STuEB Desak Danareksa Hindari Investasi Sektor Batu Bara demi Masa Depan Indonesia
Organisasi Masyarakat Sipil Sumatera Terang untuk Energi Bersih (STuEB) mendesak Danareksa agar tidak berinvestasi pada sektor batu bara, mengingat dampak lingkungan dan tren global menuju energi bersih.
Bengkulu, 12 Maret 2024 (ANTARA) - Organisasi Masyarakat Sipil Sumatera Terang untuk Energi Bersih (STuEB) dengan tegas meminta Danareksa, perusahaan investasi milik negara, untuk tidak menanamkan modal pada proyek gasifikasi batu bara dan industri turunannya. Permintaan ini dilatarbelakangi oleh keprihatinan terhadap dampak lingkungan dan tren global yang semakin menjauhi energi kotor.
Ali Akbar, Konsolidator STuEB, menyatakan dalam konferensi pers di Bengkulu, "Danareksa sebagai superholding harusnya fokus pada investasi yang berkelanjutan dan berdampak positif bagi perekonomian jangka panjang. Investasi yang tepat sasaran adalah pengembangan sumber daya manusia dan kemajuan ilmu pengetahuan, bukan pada sumber daya alam yang menimbulkan polusi dan kerusakan lingkungan."
Sebagai perbandingan, Ali Akbar mencontohkan Temasek, perusahaan investasi asal Singapura, yang lebih berfokus pada investasi di sektor teknologi dan informasi. Sektor ini dinilai lebih menjanjikan dan berkelanjutan dibandingkan investasi pada sumber daya alam yang terbatas dan berdampak buruk pada lingkungan. STuEB menilai investasi pada hilirisasi batu bara merupakan kebijakan yang tidak populis, baik dalam jangka pendek maupun panjang.

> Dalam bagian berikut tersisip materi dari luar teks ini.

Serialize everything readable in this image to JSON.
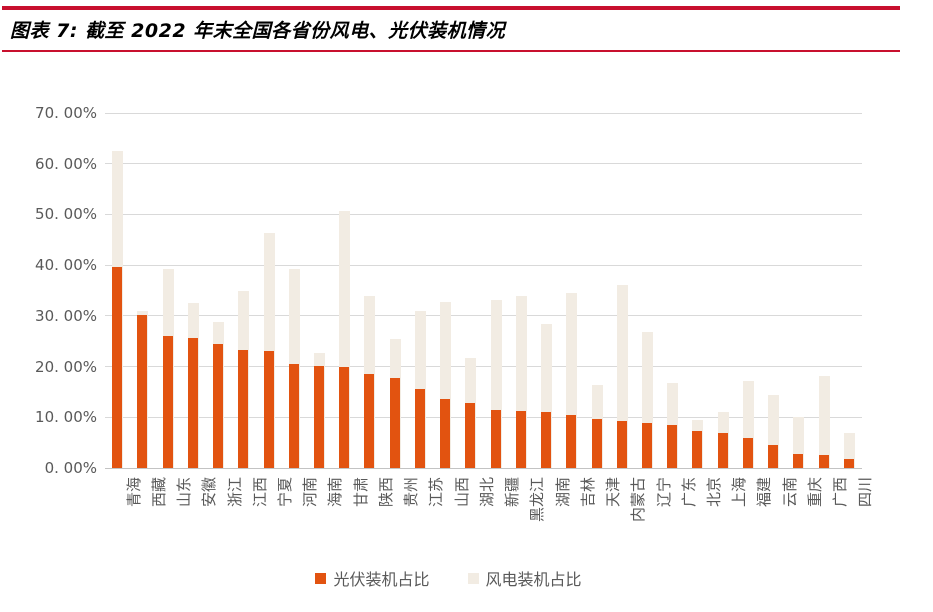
{
  "title": {
    "label": "图表 7: 截至 2022 年末全国各省份风电、光伏装机情况"
  },
  "colors": {
    "accent_rule": "#C8102E",
    "pv_orange": "#E25310",
    "wind_beige": "#F2ECE3",
    "gridline": "#D9D9D9",
    "axis_text": "#595959"
  },
  "chart_data": {
    "type": "bar",
    "title": "截至 2022 年末全国各省份风电、光伏装机情况",
    "categories": [
      "青海",
      "西藏",
      "山东",
      "安徽",
      "浙江",
      "江西",
      "宁夏",
      "河南",
      "海南",
      "甘肃",
      "陕西",
      "贵州",
      "江苏",
      "山西",
      "湖北",
      "新疆",
      "黑龙江",
      "湖南",
      "吉林",
      "天津",
      "内蒙古",
      "辽宁",
      "广东",
      "北京",
      "上海",
      "福建",
      "云南",
      "重庆",
      "广西",
      "四川"
    ],
    "series": [
      {
        "name": "光伏装机占比",
        "color": "#E25310",
        "values": [
          39.7,
          30.2,
          26.1,
          25.6,
          24.4,
          23.2,
          23.0,
          20.6,
          20.2,
          20.0,
          18.5,
          17.8,
          15.6,
          13.6,
          12.9,
          11.5,
          11.2,
          11.0,
          10.4,
          9.6,
          9.2,
          8.8,
          8.5,
          7.3,
          6.9,
          5.9,
          4.6,
          2.7,
          2.6,
          1.8
        ]
      },
      {
        "name": "风电装机占比",
        "color": "#F2ECE3",
        "values": [
          62.6,
          30.9,
          39.3,
          32.5,
          28.8,
          35.0,
          46.4,
          39.2,
          22.7,
          50.6,
          34.0,
          25.5,
          31.0,
          32.8,
          21.6,
          33.2,
          33.9,
          28.4,
          34.6,
          16.3,
          36.1,
          26.8,
          16.8,
          9.4,
          11.0,
          17.1,
          14.3,
          10.0,
          18.2,
          7.0
        ]
      }
    ],
    "yticks": [
      "0. 00%",
      "10. 00%",
      "20. 00%",
      "30. 00%",
      "40. 00%",
      "50. 00%",
      "60. 00%",
      "70. 00%"
    ],
    "ylim": [
      0,
      70
    ],
    "xlabel": "",
    "ylabel": "",
    "grid": true,
    "bar_overlap": "100%",
    "legend_position": "bottom"
  }
}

Investasi Batu Bara: Tidak Berkelanjutan dan Bertentangan dengan Tren Global
STuEB menekankan bahwa eksploitasi batu bara merupakan kebijakan yang tidak berkelanjutan. "Pengelolaan sumber daya alam seperti batubara, yang suatu saat akan habis dan sudah mendapat penolakan global, bukanlah pilihan investasi yang bijak," tegas Ali Akbar. Investasi yang bertumpu pada sumber daya alam yang terbatas, seperti batu bara, diyakini tidak akan menghasilkan keuntungan jangka panjang.
Ali Akbar menambahkan, "Dunia internasional sudah mulai meninggalkan investasi energi kotor. Indonesia, melalui Danareksa, seharusnya tidak mengikuti jejak yang salah ini. Kita perlu beralih ke energi terbarukan dan berinvestasi pada sektor yang lebih ramah lingkungan."
Lebih lanjut, STuEB menyoroti bahwa dana yang dikelola Danareksa berasal dari efisiensi berbagai program pemerintah. Oleh karena itu, dana tersebut seharusnya digunakan untuk meningkatkan kesejahteraan rakyat, misalnya melalui peningkatan kualitas pendidikan, kesehatan, dan pengentasan kemiskinan.
Dampak Lingkungan dan Komitmen Net Zero Emission
Deddy Permana, Direktur Hutan Kita Institut (HaKI) Sumatera Selatan, turut memberikan pandangannya. Ia menyatakan bahwa produk energi fosil, terutama batu bara, akan memperparah krisis iklim karena emisi gas rumah kaca yang dihasilkan. "Pendanaan untuk industri batu bara lebih terlihat sebagai upaya untuk mempertahankan industri ini, bukan untuk kemajuan berkelanjutan," ujar Deddy.
Deddy menilai pembiayaan industri batu bara bertentangan dengan komitmen Indonesia untuk mencapai target net zero emission pada tahun 2060. Investasi pada energi terbarukan dan teknologi ramah lingkungan seharusnya menjadi prioritas utama untuk mencapai target tersebut.
STuEB dan HaKI berharap pemerintah dan Danareksa mempertimbangkan dampak lingkungan dan tren global dalam pengambilan keputusan investasi. Investasi yang berkelanjutan dan ramah lingkungan akan memberikan manfaat jangka panjang bagi Indonesia dan generasi mendatang.
Kesimpulan: STuEB dan HaKI mendesak agar Danareksa memprioritaskan investasi pada sektor yang berkelanjutan dan ramah lingkungan, bukan pada industri batu bara yang berdampak buruk bagi lingkungan dan masa depan Indonesia. Investasi pada sumber daya manusia dan teknologi terbarukan akan lebih menjamin kemakmuran jangka panjang.